Pet Language

 I think when my family looks back on the pandemic, we will remember our pets the most.

We float around the house, afraid of too much contact. If we make too much contact we’ll rub each other the wrong way, and we MUST NOT DO THAT because we’re STUCK here in the same place, without access to face to face with anybody else on a regular basis.

We love each other. We don’t want to hurt each other.
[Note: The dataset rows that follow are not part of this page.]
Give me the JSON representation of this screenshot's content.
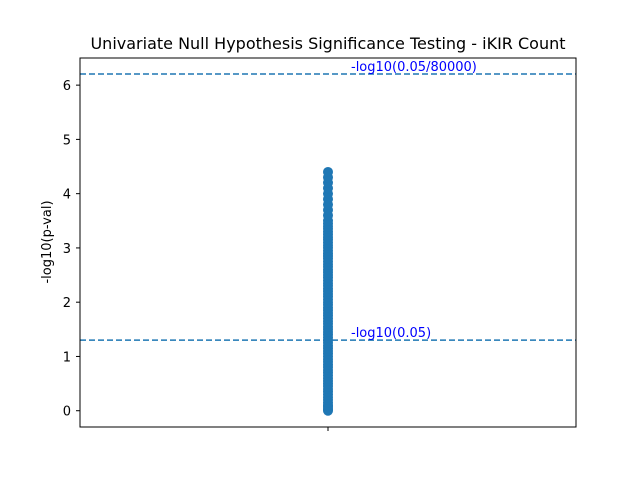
{
  "chart_data": {
    "type": "scatter",
    "title": "Univariate Null Hypothesis Significance Testing - iKIR Count",
    "xlabel": "",
    "ylabel": "-log10(p-val)",
    "ylim": [
      -0.3,
      6.5
    ],
    "yticks": [
      0,
      1,
      2,
      3,
      4,
      5,
      6
    ],
    "xticks": [
      ""
    ],
    "grid": false,
    "legend": "none",
    "series": [
      {
        "x_category": 0,
        "y_min": 0.0,
        "y_max": 4.4,
        "values": [
          0.0,
          0.02,
          0.05,
          0.08,
          0.1,
          0.15,
          0.2,
          0.25,
          0.3,
          0.35,
          0.4,
          0.45,
          0.5,
          0.55,
          0.6,
          0.65,
          0.7,
          0.75,
          0.8,
          0.85,
          0.9,
          0.95,
          1.0,
          1.05,
          1.1,
          1.15,
          1.2,
          1.25,
          1.3,
          1.35,
          1.4,
          1.45,
          1.5,
          1.55,
          1.6,
          1.65,
          1.7,
          1.75,
          1.8,
          1.85,
          1.9,
          1.95,
          2.0,
          2.05,
          2.1,
          2.15,
          2.2,
          2.25,
          2.3,
          2.35,
          2.4,
          2.45,
          2.5,
          2.55,
          2.6,
          2.65,
          2.7,
          2.75,
          2.8,
          2.85,
          2.9,
          2.95,
          3.0,
          3.05,
          3.1,
          3.15,
          3.2,
          3.25,
          3.3,
          3.35,
          3.4,
          3.45,
          3.5,
          3.6,
          3.7,
          3.8,
          3.9,
          4.0,
          4.1,
          4.2,
          4.3,
          4.4
        ]
      }
    ],
    "thresholds": [
      {
        "label": "-log10(0.05/80000)",
        "y": 6.204
      },
      {
        "label": "-log10(0.05)",
        "y": 1.301
      }
    ],
    "colors": {
      "points": "#1f77b4",
      "threshold_line": "#1f77b4",
      "annotation_text": "#0000ff"
    }
  }
}
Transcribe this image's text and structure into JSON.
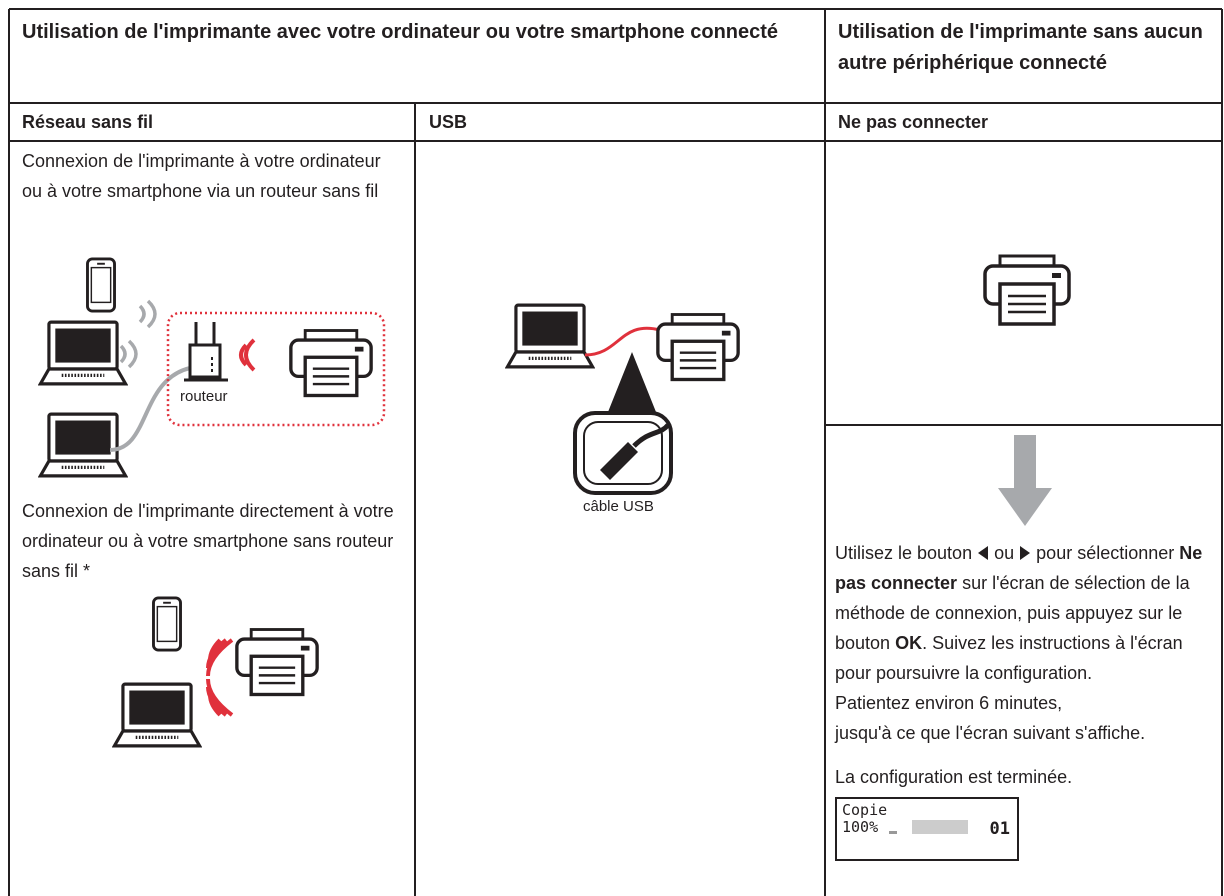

So when we talk, we don’t talk about our FEELINGS or our WORRIES or even politics. Mate and I talk politics– we know that if we have a disagreement we can explain to the other one and we’re generally of the same of thinking, so we know we can be candid. But my children were born in cancel culture–and Mate and I are afraid of being cancelled. Not now, when everyone’s so fragile. Not now when they might really need us in spite of our dunderheaded slowness in adjusting to social media progressive values. So we don’t talk politics to the teenagers unless they talk about it first. We don’t tell the teenagers when something they do or say hurts our feelings, cuts us to the bone. 

We don’t get feelings in a pandemic. We don’t get to go find a friend and pour our hearts out over the phone–what if the teenagers can hear us?

We must be accessible at all times. 

And Goddess–everything else is so forbidden.

We have to find something to talk about.

We study our pets like bibles. 

“Your cat was such a freak!”

“Well, Mom, if you didn’t want him to be a freak you shouldn’t have spoiled him rotten!”

And unspoken in that is the reply, “I have nothing to offer you, my child. Your cat gets the best white trash soft food money can buy.”

“How does it feel, Mom, to know the dogs worship your?”

“Well, I am a goddess!”

And the unspoken part is still there. “I can’t disappoint them. Food, naps, walks–I know the key to their behavior. I’ll do that forever, because the dogs I can make happy, but for you, my baby, I am at a loss.”

And our glimmer of hope is that, now that everybody knows the pet language, when our children achieve adulthood, it is still there. Our crutch, our touchstone, our way to be a family when the things in our hearts are at their hardest.

“Mom, I can’t help it. I’m looking up French Bulldogs on the internet.”

“They’re hugely expensive!”

“I know.”

“And your apartment may be able to take another cat, but it can’t take another dog.”

“I know.”

And I think, “Maybe, my darling, it’s too soon. Maybe your heart can’t take another cat, and you’re looking at Frenchies for hope, but not for real.”

And my grown child says, “It’s too soon for me to get another cat. I think this is just taking up all my worry energy now that the other one has passed.”

And I cry in relief because in the middle of all the pet language, we have taught each other to say something real.